Understanding generalization and discrimination

Figure 3: generalization and discrimination

Generalization:
- the ability to estimate the value of states that were not seen during training.
- in the case of policy evaluation, generalization is the ability of updates of value functions in one state to affect the value of other states.
- in the tabular case, generalization is not possible because we only update the value of the state we are in.
- in the case of function approximation, we can think of generalization as corresponding to an embedding of the state space into a lower-dimensional space.
Discrimination: the ability to distinguish between different states.

How generalization can be beneficial

Generalization can be beneficial because:
- It allows us to estimate the value of states that are similar to states seen during training.
- This includes states that were not seen during training.
- It allows us to estimate the value of states that are far from states seen during training. (So long as they are similar in terms of the features we are using to approximate the value function)
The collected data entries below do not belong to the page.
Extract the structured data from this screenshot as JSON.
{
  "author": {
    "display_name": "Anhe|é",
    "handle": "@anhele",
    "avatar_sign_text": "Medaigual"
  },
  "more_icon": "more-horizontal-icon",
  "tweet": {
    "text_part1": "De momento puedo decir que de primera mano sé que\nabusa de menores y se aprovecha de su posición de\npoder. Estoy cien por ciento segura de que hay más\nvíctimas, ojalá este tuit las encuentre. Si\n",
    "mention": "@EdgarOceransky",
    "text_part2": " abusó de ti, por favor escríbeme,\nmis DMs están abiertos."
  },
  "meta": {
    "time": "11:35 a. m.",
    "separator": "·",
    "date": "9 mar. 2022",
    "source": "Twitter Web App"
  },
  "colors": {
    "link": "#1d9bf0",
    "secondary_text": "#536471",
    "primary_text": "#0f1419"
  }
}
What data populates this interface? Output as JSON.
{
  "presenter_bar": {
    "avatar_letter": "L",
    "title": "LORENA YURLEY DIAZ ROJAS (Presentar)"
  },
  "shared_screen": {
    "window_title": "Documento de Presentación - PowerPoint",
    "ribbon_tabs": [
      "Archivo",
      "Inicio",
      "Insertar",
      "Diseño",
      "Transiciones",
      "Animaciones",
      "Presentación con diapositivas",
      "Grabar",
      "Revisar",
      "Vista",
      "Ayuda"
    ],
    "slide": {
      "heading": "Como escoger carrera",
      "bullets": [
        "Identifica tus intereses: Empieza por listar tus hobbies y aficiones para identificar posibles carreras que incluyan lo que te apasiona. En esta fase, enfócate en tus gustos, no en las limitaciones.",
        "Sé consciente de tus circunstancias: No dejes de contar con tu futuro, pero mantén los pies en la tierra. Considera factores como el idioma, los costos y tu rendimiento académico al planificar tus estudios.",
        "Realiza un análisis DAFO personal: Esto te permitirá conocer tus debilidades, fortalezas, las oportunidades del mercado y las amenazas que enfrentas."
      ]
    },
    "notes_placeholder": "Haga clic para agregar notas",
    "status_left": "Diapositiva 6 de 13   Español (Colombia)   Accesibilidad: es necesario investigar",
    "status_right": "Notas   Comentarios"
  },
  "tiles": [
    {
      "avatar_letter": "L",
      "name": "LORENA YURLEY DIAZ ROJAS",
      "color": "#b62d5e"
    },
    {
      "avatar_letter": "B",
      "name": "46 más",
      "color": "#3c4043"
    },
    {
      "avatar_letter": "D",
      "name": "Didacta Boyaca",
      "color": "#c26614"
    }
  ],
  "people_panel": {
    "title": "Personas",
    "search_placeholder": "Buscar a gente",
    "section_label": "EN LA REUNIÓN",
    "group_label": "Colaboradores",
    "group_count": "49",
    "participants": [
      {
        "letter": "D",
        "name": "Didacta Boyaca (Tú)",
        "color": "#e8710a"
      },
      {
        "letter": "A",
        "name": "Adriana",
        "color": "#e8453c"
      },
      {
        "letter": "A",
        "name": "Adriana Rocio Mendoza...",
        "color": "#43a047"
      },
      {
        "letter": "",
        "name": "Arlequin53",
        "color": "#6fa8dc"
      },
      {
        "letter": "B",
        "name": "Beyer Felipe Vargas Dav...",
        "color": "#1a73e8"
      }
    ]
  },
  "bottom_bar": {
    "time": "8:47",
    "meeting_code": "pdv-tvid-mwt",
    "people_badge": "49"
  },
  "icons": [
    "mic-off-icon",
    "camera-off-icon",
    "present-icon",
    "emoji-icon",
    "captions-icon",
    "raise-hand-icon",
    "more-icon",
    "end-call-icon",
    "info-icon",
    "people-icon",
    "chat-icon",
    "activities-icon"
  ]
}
Why we want both generalization and discrimination from our function approximation

We want both generalization and discrimination from our function approximation because:
- generalization allows us to estimate the value of states that were not seen during training.
- discrimination allows us to distinguish between different states.
- generalization allows us to estimate the value of states that are similar to states seen during training.
- discrimination allows us to estimate the value of states that are far from states seen during training.

We hear a lot about function approximation and gradient methods having a bias or high variance. I tracked this from wikipedia and statistical learning. While it makes sense for a Bayesian regression I’m not sure that it is quite correct for RL. Unfortunately I don’t have a better explanation, though reviewing this policy gradient lecture might be helpful

Bias-variance tradeoff

an important result called the bias-variance tradeoff:
- Bias is the error introduced by approximating a real-world problem, which may be extremely complicated, by a much simpler model. This means that since we cannot discriminate between different states that share weights for the same feature vector we have errors we characterize as bias.
- High bias corresponds to underfitting in our model.
- Variance is the opposite issue arising from having more features than we need to discriminate between states. This means that updating certain weights will affect only some of these related states and not others. This type of error is called variance and is also undesirable.
- High variance corresponds to overfitting in our model which can be due to our model fitting the noise in the data rather than the underlying signal.
- In general for a model there is some optimal point where the bias and variance are balanced. Going forward from that point we observe a trade off between bias and variance so we need to choose one or the other.
- This choice is usually governed by business realities and the nature of the data or the problem we are trying to solve.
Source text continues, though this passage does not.